Cholesterol is a waxy substance that can build up on the walls of arteries, potentially causing health problems.
Approximately 71 million people in the United States live with high levels of low-density lipoprotein (LDL), or “bad cholesterol.”
It is more commonly implicated as a contributing factor in cardiovascular conditions such as heart disease and stroke, but cholesterol is also one of the main constituents of the cell wall.
A new study, published in the journal Nature Chemistry, suggests that this cholesterol could also act as a catalyst for clusters of a protein called amyloid-beta to form in the brain.
Amyloid-beta is well known to be a key contributing factor to Alzheimer’s disease, which currently affects around 5.4 million people in the U.S. When amyloid-beta aggregates, it forms into plaques that are toxic to brain function and kills off brain cells.
However, scientists have struggled to identify how the clusters of amyloid-beta form in the first place.
Cholesterol speeds up aggregation
What scientists do know is that amyloid-beta molecules do not normally stick together in the brain because they are only present in low levels, and they are spread out across the brain.
The Cambridge team joined forces with researchers at Lund University in Sweden to investigate how amyloid-beta manages to form into clusters in Alzheimer’s disease.
They revealed that amyloid-beta can stick to lipids, a type of insoluble molecule that includes fats, steroids, phospholipids, and waxes. In particular, amyloid-beta was found to stick very well to lipid cell membranes containing cholesterol.
Then, once amyloid-beta molecules become stuck to cholesterol-containing lipid cell membranes in the vicinity of other “stuck” amyloid-beta molecules, there is a greater chance that these molecules will encounter each other, causing clusters to begin forming.
The team calculates that the presence of cholesterol caused amyloid-beta clusters to develop 20 times faster than they would have otherwise.
Will eating less cholesterol reduce risk?
Earlier studies have mapped a link between cholesterol and Alzheimer’s; for instance, scientists know that some of the same genes that process cholesterol in the brain are also implicated in Alzheimer’s. However, it is unclear how they are linked.
The authors of the recent study are not sure if dietary cholesterol plays a role in Alzheimer’s, as this kind of cholesterol does not cross into the brain from the bloodstream.
So, although it is generally good for your health to eat a balanced diet without too much LDL cholesterol, how much cholesterol you consume in your diet is not thought to be an issue in regards to your risk of developing Alzheimer’s.
In fact, study co-author Prof.
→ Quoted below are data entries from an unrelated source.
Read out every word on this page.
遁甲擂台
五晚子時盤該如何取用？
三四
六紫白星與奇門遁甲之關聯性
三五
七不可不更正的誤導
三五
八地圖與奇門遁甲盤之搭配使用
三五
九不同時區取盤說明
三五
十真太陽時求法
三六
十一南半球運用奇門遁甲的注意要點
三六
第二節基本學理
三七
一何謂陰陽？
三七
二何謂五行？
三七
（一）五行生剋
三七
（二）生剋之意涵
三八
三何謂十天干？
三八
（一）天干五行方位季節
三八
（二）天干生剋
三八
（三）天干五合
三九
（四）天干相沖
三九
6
Michele Vendruscolo — of the Centre for Misfolding Diseases at the University of Cambridge — says that it is not the cholesterol in itself that is the problem.
“The question for us now,” he says, “is not how to eliminate cholesterol from the brain, but about how to control cholesterol’s role in Alzheimer’s disease through the regulation of its interaction with amyloid-beta. We’re not saying that cholesterol is the only trigger for the aggregation process, but it’s certainly one of them.”
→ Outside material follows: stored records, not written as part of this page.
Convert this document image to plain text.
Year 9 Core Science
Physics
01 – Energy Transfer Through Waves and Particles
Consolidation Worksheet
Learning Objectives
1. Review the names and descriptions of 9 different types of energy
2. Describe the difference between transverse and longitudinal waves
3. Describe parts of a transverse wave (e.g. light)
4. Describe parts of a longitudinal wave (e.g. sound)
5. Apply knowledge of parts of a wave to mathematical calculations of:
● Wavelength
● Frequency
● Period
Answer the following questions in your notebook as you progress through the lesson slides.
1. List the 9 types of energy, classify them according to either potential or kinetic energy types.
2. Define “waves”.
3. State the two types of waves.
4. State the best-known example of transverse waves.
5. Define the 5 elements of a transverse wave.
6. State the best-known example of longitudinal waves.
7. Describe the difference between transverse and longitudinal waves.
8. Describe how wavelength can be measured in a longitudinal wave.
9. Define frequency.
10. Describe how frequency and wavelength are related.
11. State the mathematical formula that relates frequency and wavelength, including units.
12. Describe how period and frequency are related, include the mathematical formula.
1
Prof. Vendruscolo explains that cholesterol is moved around the body by dedicated “protein carriers” such as ApoE, which, in its mutated form, has also been studied as a risk factor for Alzheimer’s.
In older people, protein carriers are less effective, interrupting the movement of cholesterol around the body. So, it may be possible for scientists in the future to design drugs that target this process, helping to control the balance of cholesterol and amyloid-beta in the brain.
“This work has helped us narrow down a specific question in the field of Alzheimer’s research,” concludes Prof. Vendruscolo.
“We now need to understand in more detail how the balance of cholesterol is maintained in the brain in order to find ways to inactivate a trigger of amyloid-beta aggregation.”